The table below shows information relating to three prisoners still unlawfully at large for murder who have absconded from open prisons in England and Wales since April 2004.

Prisoners still unlawfully at large since April 2004 serving an index offence of murder.

Prisoner 1Prisoner 2Prisoner 3

Date of offence

March 1984

25/04/1982

27/08/1988

Date convicted to life imprisonment

12/12/1984

08/10/1982

31/10/1989

Length of sentence

Life

Life

Life

Date of re-categorisation to category D

01/09/2004

08/09/2005

01/02/2009

Date of transfer to open conditions

01/09/2004

26/10/2005

21/01/2009

Date of abscond

17/05/2005 HMP Sudbury

10/01/2007 HMP Sudbury

31/08/2009 HMP Ford

Was prisoner on temporary release at time of abscond

No

No

No

Number of offences against prison discipline during this period of custody

30*

29*

39*

Note on table:

*All of these would have been proven and subject to disciplinary punishment.

These figures have been drawn from administrative data systems.
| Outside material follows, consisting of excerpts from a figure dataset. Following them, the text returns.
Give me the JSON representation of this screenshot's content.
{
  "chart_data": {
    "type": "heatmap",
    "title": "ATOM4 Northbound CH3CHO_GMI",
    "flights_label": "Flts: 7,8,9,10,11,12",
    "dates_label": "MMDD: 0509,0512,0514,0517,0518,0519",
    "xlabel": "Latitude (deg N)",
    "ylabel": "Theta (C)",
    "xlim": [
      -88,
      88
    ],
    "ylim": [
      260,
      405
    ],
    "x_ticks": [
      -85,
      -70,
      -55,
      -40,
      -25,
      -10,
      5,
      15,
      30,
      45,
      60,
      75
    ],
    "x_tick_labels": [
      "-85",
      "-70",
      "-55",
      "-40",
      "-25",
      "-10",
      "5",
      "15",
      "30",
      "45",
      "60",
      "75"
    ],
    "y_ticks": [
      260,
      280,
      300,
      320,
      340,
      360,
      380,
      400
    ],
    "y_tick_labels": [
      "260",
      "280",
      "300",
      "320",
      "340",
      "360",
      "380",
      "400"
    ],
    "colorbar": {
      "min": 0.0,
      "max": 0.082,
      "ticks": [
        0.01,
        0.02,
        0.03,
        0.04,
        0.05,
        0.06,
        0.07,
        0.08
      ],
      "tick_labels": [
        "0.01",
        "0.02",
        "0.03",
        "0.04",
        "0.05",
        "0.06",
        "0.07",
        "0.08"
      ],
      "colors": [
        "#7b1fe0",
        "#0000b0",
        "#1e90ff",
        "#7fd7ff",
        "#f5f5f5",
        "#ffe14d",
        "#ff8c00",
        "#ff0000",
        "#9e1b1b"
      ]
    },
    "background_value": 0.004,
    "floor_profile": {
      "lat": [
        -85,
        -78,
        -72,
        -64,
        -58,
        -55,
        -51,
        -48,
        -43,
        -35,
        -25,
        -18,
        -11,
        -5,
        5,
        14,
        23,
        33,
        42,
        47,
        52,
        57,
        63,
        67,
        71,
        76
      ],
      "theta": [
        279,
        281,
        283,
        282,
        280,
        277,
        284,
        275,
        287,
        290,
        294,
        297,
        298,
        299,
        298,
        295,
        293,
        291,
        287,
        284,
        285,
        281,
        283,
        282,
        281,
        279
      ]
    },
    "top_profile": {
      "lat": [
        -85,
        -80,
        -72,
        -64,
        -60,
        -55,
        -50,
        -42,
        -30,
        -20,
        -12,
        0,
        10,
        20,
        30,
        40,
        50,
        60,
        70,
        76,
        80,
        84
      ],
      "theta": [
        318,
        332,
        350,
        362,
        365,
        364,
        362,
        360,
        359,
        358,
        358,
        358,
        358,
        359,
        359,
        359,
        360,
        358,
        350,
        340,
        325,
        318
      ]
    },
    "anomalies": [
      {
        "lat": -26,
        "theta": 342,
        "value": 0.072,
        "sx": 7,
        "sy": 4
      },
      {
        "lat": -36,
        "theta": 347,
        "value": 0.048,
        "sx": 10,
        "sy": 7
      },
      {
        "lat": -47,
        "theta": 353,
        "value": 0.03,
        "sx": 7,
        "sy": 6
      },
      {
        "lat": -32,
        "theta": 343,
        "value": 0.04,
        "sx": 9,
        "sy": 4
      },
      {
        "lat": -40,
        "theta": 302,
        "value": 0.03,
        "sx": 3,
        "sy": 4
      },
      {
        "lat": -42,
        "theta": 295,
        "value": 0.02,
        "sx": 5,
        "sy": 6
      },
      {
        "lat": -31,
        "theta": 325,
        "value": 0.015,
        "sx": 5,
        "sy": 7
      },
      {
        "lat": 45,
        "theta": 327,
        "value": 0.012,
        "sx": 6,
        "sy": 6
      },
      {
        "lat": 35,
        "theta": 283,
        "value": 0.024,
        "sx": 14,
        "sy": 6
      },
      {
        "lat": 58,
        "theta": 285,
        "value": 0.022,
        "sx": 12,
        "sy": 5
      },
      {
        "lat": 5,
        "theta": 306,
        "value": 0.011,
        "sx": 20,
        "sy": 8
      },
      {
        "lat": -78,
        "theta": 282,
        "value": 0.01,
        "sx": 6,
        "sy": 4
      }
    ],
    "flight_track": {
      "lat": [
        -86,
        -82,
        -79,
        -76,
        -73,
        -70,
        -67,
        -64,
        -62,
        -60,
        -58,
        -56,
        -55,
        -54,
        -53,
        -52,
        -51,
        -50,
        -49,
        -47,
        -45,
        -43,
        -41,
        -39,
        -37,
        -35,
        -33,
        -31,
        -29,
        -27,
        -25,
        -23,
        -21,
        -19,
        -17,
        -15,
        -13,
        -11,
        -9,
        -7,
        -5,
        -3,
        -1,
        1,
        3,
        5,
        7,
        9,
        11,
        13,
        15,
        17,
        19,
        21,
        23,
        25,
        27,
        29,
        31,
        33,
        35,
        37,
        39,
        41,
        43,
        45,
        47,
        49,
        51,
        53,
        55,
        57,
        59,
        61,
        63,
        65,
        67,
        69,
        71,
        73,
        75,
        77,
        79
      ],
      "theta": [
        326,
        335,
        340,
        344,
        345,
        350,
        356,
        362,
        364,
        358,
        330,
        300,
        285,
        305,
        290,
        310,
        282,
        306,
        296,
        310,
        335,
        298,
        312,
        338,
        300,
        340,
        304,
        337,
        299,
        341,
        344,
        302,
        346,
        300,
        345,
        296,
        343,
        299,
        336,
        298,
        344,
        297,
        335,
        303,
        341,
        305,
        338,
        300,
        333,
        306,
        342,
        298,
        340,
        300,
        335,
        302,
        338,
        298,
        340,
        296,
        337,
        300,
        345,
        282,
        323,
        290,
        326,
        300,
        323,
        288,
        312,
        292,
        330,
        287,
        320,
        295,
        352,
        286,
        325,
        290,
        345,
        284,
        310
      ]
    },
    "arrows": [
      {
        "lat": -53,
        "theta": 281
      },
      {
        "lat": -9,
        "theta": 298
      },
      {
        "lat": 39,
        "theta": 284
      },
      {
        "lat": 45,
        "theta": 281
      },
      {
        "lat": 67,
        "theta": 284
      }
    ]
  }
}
Although care is taken when processing and analysing the returns, the detail collected is subject to the inaccuracies inherent in any large scale recording system

It is obviously in general much in the public interest that the names of those escaping and absconding should be made public, but there can be operational or other reasons for not doing so in specific cases. I will write to the hon. and learned Member for Beaconsfield with the name of the offender when the police have confirmed that there is no difficulty in placing this in the public domain.

Over 96 per cent. of prisoners who abscond are re-captured and returned to custody. On recapture the prisoner will be returned to a closed prison and referred to the police for consideration for prosecution for having been unlawfully at large.